The texture of extrudates was determined by measuring: 1) the force (N) required to destroy the extrudate structure and 2) the breaking stress, calculated as the value of peak force per cross-section area of extrudate. It is well-known that the increase in force/breaking stress indicates an increase in extrudate hardness [16]. The hardness of experimental extrudates only slightly varied between variants, reaching the mean values between 37.3 and 33.7 N (Table 4). The control sample was the hardest with a progressive increase of spirulina additive, which caused a tendency to increase softness. A similar phenomenon was noted by Morsy et al. [16] who found that the replacement of corn flour with up to 10% of spirulina improved the texture parameters in all produced extrudates. In contrast, a study conducted by Joshi et al. [9] showed that corn extrudates made with an addition of 7.5% of spirulina were harder than those made of pure corn. Despite these inconsistencies, the hardness and breaking stress are perceptible to consumers and were generally negatively correlated with the expansion and cell structure of the product, independent of the feed moisture content [16, 17, 26].

The water sorption properties of food are important for selecting suitable packaging materials and predicting the stability and moisture changes during storage.
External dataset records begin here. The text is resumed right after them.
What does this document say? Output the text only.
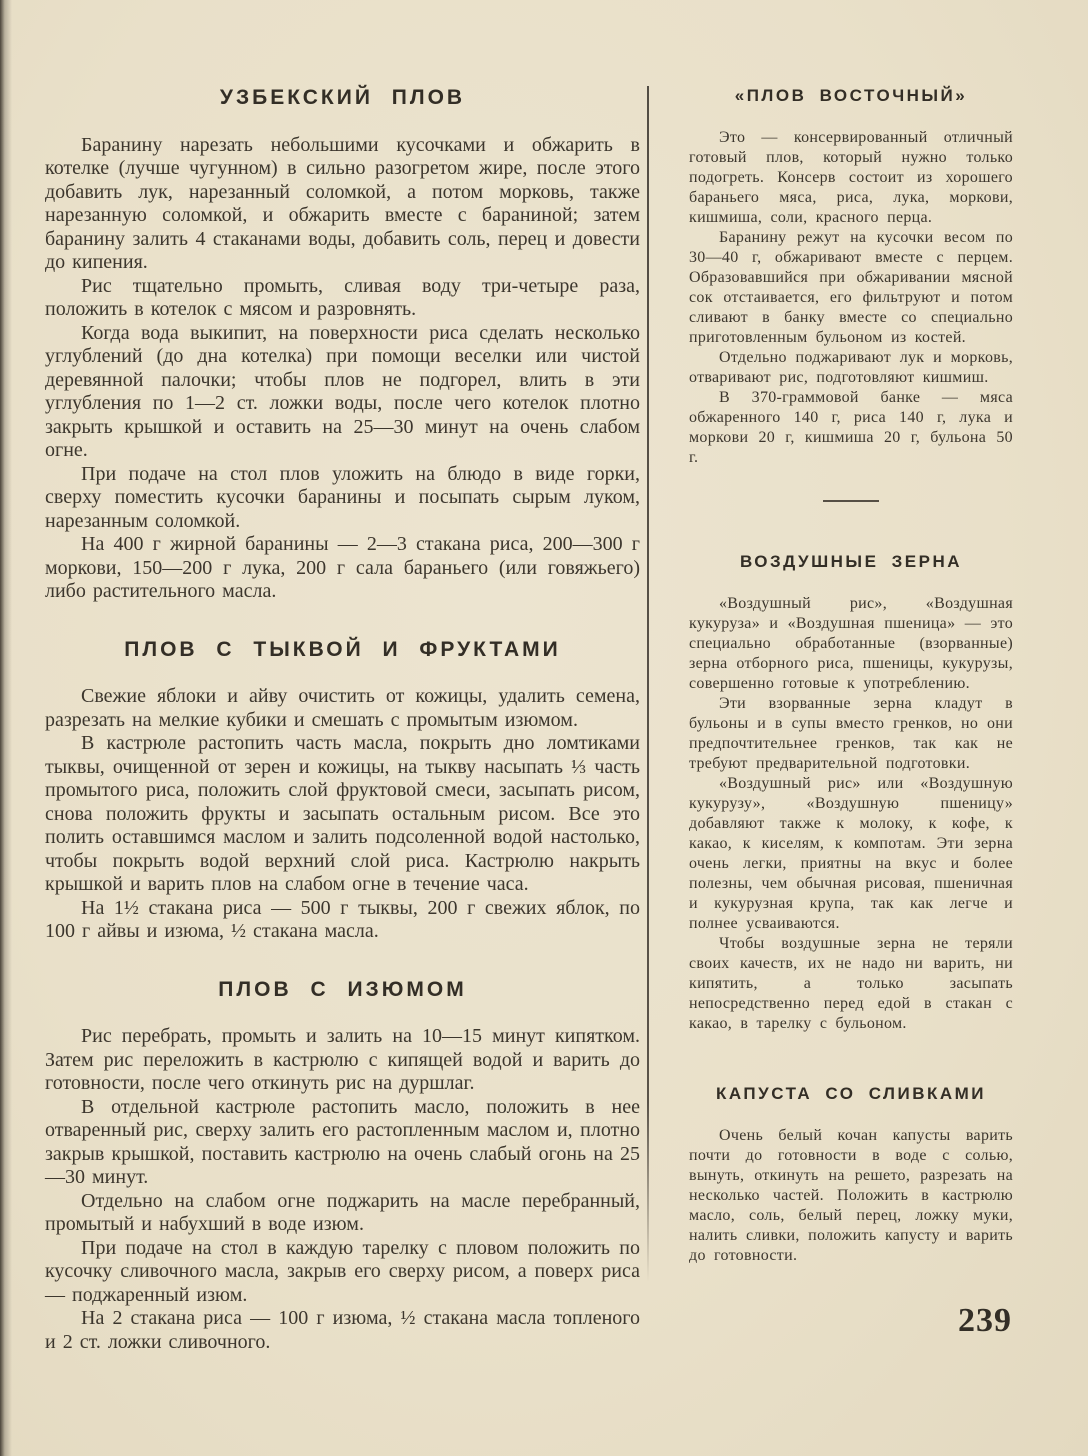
УЗБЕКСКИЙ ПЛОВ

Баранину нарезать небольшими кусочками и обжарить в котелке (лучше чугунном) в сильно разогретом жире, после этого добавить лук, нарезанный соломкой, а потом морковь, также нарезанную соломкой, и обжарить вместе с бараниной; затем баранину залить 4 стаканами воды, добавить соль, перец и довести до кипения.

Рис тщательно промыть, сливая воду три-четыре раза, положить в котелок с мясом и разровнять.

Когда вода выкипит, на поверхности риса сделать несколько углублений (до дна котелка) при помощи веселки или чистой деревянной палочки; чтобы плов не подгорел, влить в эти углубления по 1—2 ст. ложки воды, после чего котелок плотно закрыть крышкой и оставить на 25—30 минут на очень слабом огне.

При подаче на стол плов уложить на блюдо в виде горки, сверху поместить кусочки баранины и посыпать сырым луком, нарезанным соломкой.

На 400 г жирной баранины — 2—3 стакана риса, 200—300 г моркови, 150—200 г лука, 200 г сала бараньего (или говяжьего) либо растительного масла.

ПЛОВ С ТЫКВОЙ И ФРУКТАМИ

Свежие яблоки и айву очистить от кожицы, удалить семена, разрезать на мелкие кубики и смешать с промытым изюмом.

В кастрюле растопить часть масла, покрыть дно ломтиками тыквы, очищенной от зерен и кожицы, на тыкву насыпать ⅓ часть промытого риса, положить слой фруктовой смеси, засыпать рисом, снова положить фрукты и засыпать остальным рисом. Все это полить оставшимся маслом и залить подсоленной водой настолько, чтобы покрыть водой верхний слой риса. Кастрюлю накрыть крышкой и варить плов на слабом огне в течение часа.

На 1½ стакана риса — 500 г тыквы, 200 г свежих яблок, по 100 г айвы и изюма, ½ стакана масла.

ПЛОВ С ИЗЮМОМ

Рис перебрать, промыть и залить на 10—15 минут кипятком. Затем рис переложить в кастрюлю с кипящей водой и варить до готовности, после чего откинуть рис на дуршлаг.

В отдельной кастрюле растопить масло, положить в нее отваренный рис, сверху залить его растопленным маслом и, плотно закрыв крышкой, поставить кастрюлю на очень слабый огонь на 25—30 минут.

Отдельно на слабом огне поджарить на масле перебранный, промытый и набухший в воде изюм.

При подаче на стол в каждую тарелку с пловом положить по кусочку сливочного масла, закрыв его сверху рисом, а поверх риса — поджаренный изюм.

На 2 стакана риса — 100 г изюма, ½ стакана масла топленого и 2 ст. ложки сливочного.

«ПЛОВ ВОСТОЧНЫЙ»

Это — консервированный отличный готовый плов, который нужно только подогреть. Консерв состоит из хорошего бараньего мяса, риса, лука, моркови, кишмиша, соли, красного перца.

Баранину режут на кусочки весом по 30—40 г, обжаривают вместе с перцем. Образовавшийся при обжаривании мясной сок отстаивается, его фильтруют и потом сливают в банку вместе со специально приготовленным бульоном из костей.

Отдельно поджаривают лук и морковь, отваривают рис, подготовляют кишмиш.

В 370-граммовой банке — мяса обжаренного 140 г, риса 140 г, лука и моркови 20 г, кишмиша 20 г, бульона 50 г.

ВОЗДУШНЫЕ ЗЕРНА

«Воздушный рис», «Воздушная кукуруза» и «Воздушная пшеница» — это специально обработанные (взорванные) зерна отборного риса, пшеницы, кукурузы, совершенно готовые к употреблению.

Эти взорванные зерна кладут в бульоны и в супы вместо гренков, но они предпочтительнее гренков, так как не требуют предварительной подготовки.

«Воздушный рис» или «Воздушную кукурузу», «Воздушную пшеницу» добавляют также к молоку, к кофе, к какао, к киселям, к компотам. Эти зерна очень легки, приятны на вкус и более полезны, чем обычная рисовая, пшеничная и кукурузная крупа, так как легче и полнее усваиваются.

Чтобы воздушные зерна не теряли своих качеств, их не надо ни варить, ни кипятить, а только засыпать непосредственно перед едой в стакан с какао, в тарелку с бульоном.

КАПУСТА СО СЛИВКАМИ

Очень белый кочан капусты варить почти до готовности в воде с солью, вынуть, откинуть на решето, разрезать на несколько частей. Положить в кастрюлю масло, соль, белый перец, ложку муки, налить сливки, положить капусту и варить до готовности.

239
An increase in moisture content can directly affect the extrudate crispness, which is a key factor in their acceptance by consumers. As expected, the sorption of moisture by the tested extrudates increased during storage with increasing water activity (aw) from 0.07 to 0.98 (Table 5). Enriched extrudates stored at aw lower than 0.54 were less moisturized, while those stored at aw = 0.69 and higher were of higher moisture content. It points that spirulina components favor water absorption at higher relative humidity. The calculated values of energy constant c e  ≥ confirmed the sigmoidal shape of the sorption curves and suggested that only a process of physical sorption occurred in the tested products [27]. Based on the obtained values of the monolayer capacity (v m ), the sorption surface and capacity of the capillaries were calculated and it was found that the highest sorption specific surface was for the variant with 2% of spirulina, while the highest total capillary capacity was for the variant with 8% of spirulina and 2% of baking powder. The size of the most likely radius capillary of the tested extrudates ranged from 2.88 to 3.52 nm. According to the study of Ocieczek [18], the size of the sorption surface is the resultant of the total surface and its affinity for water molecules, which is determined by the distribution of hydrophilic functional groups. The use of spirulina only slightly varied the water sorption characteristics. This suggests that the obtained products will behave in a similar manner during storage.

Table 5 Sorption characteristics of extrudates

Conclusions

The results of the study indicated the successful incorporation of up to 8% of spirulina powder into corn extrudates. The highest amounts of spirulina only slightly decreased consumer acceptance of extrudates. This was compensated by the beneficial dietary effects, observed as an increase of protein, fat, fiber, and ash contents. However, phycocyanin was destroyed during extrusion, while retention of carotenoids and chlorophyll was up to 52 and 37%, respectively. The higher content of carotenoids and chlorophylls resulted in a visible change in the color of the extrudates, causing a decrease in their lightness and an increase of greenness and yellowness. Despite the gradual expansion decrease with an increase of spirulina addition, a tendency toward softness was observed in extrudates with higher spirulina content. The addition of spirulina only slightly varied the water sorption properties, which indicates the comparable storage stability as for the extrudates made from pure corn grits. The addition of baking powder had a strong protective effect on chlorophyll a and β-carotene during the extrusion process and reduced the extrudate hardness.